Metzger spoke Monday evening at the European Parliament at an event marking the 10th anniversary of the founding of the Rabbinical Centre of Europe, an organization representing over 700 European religious leaders dedicated to meeting the needs of Jewish communities in Europe.
Among the topics raised by Rabbi Metzger in his speech were multiculturalism, anti-Semitism but also attempts in Europe to ban or curtail Jewish practices like shechitah or Jewish ritual slaughter.
“We asked the European Parliament to postpone the discussion on shechita and we were told that the debate has been put off for at least two years,” he said.
“This is great news for the Jews of Europe and for Jews in the whole world, because what starts in Europe could reach other places too.”
The EU parliament was due to discuss in July an amendment calling for all meat products that undergo shechita to be labeled “meat from slaughter without stunning.”
EJP has learned that the European Council and EU Parliament agreed that the new food information regulation will not include the amendment.

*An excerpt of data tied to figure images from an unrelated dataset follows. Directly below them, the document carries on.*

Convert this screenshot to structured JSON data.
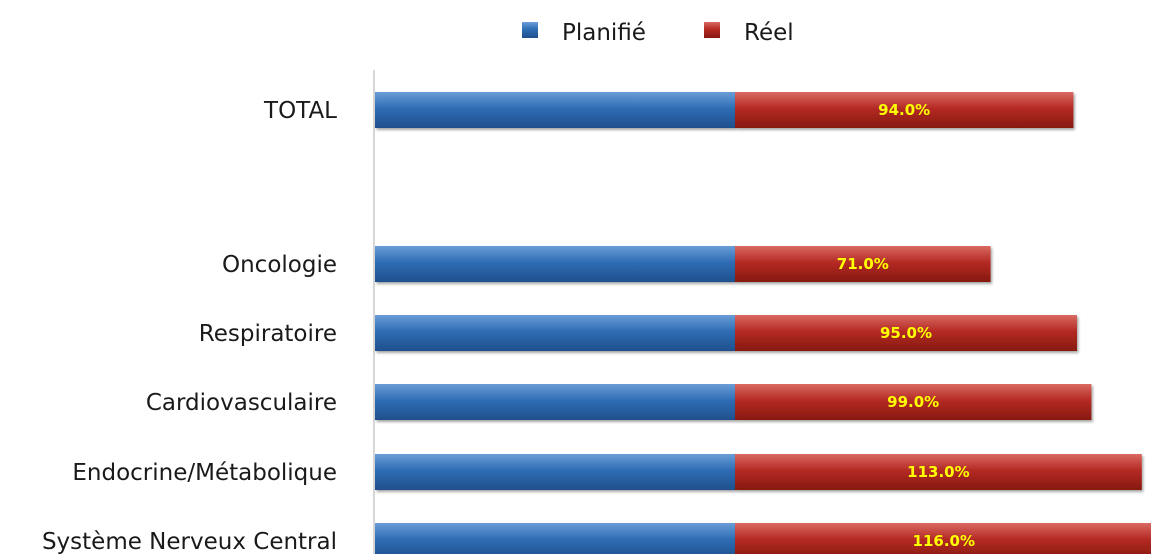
{
  "chart_data": {
    "type": "bar",
    "orientation": "horizontal",
    "stacked": true,
    "categories": [
      "TOTAL",
      "Oncologie",
      "Respiratoire",
      "Cardiovasculaire",
      "Endocrine/Métabolique",
      "Système Nerveux Central"
    ],
    "series": [
      {
        "name": "Planifié",
        "color": "#2f6db5",
        "values": [
          100,
          100,
          100,
          100,
          100,
          100
        ]
      },
      {
        "name": "Réel",
        "color": "#b52a24",
        "values": [
          94.0,
          71.0,
          95.0,
          99.0,
          113.0,
          116.0
        ],
        "labels": [
          "94.0%",
          "71.0%",
          "95.0%",
          "99.0%",
          "113.0%",
          "116.0%"
        ]
      }
    ],
    "legend": {
      "position": "top",
      "items": [
        "Planifié",
        "Réel"
      ]
    },
    "title": "",
    "xlabel": "",
    "ylabel": "",
    "grid": false
  }
}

But they have also agreed to include an accompanying statement to the bill which states that the proposal to label kosher meat should be looked at as part of the upcoming review of animal welfare legislation.
Several Jewish organizations, including the Rabbinical Center of Europe, have lobbied against the amendment which, they say, “is discriminatory and would be a major blow for European Jewry.”
Monday’s event was attended by several MEPs, over 150 rabbis, lay leaders of the Jewish community and Israel’s Minister of Religious Affairs, Yaakov Margi.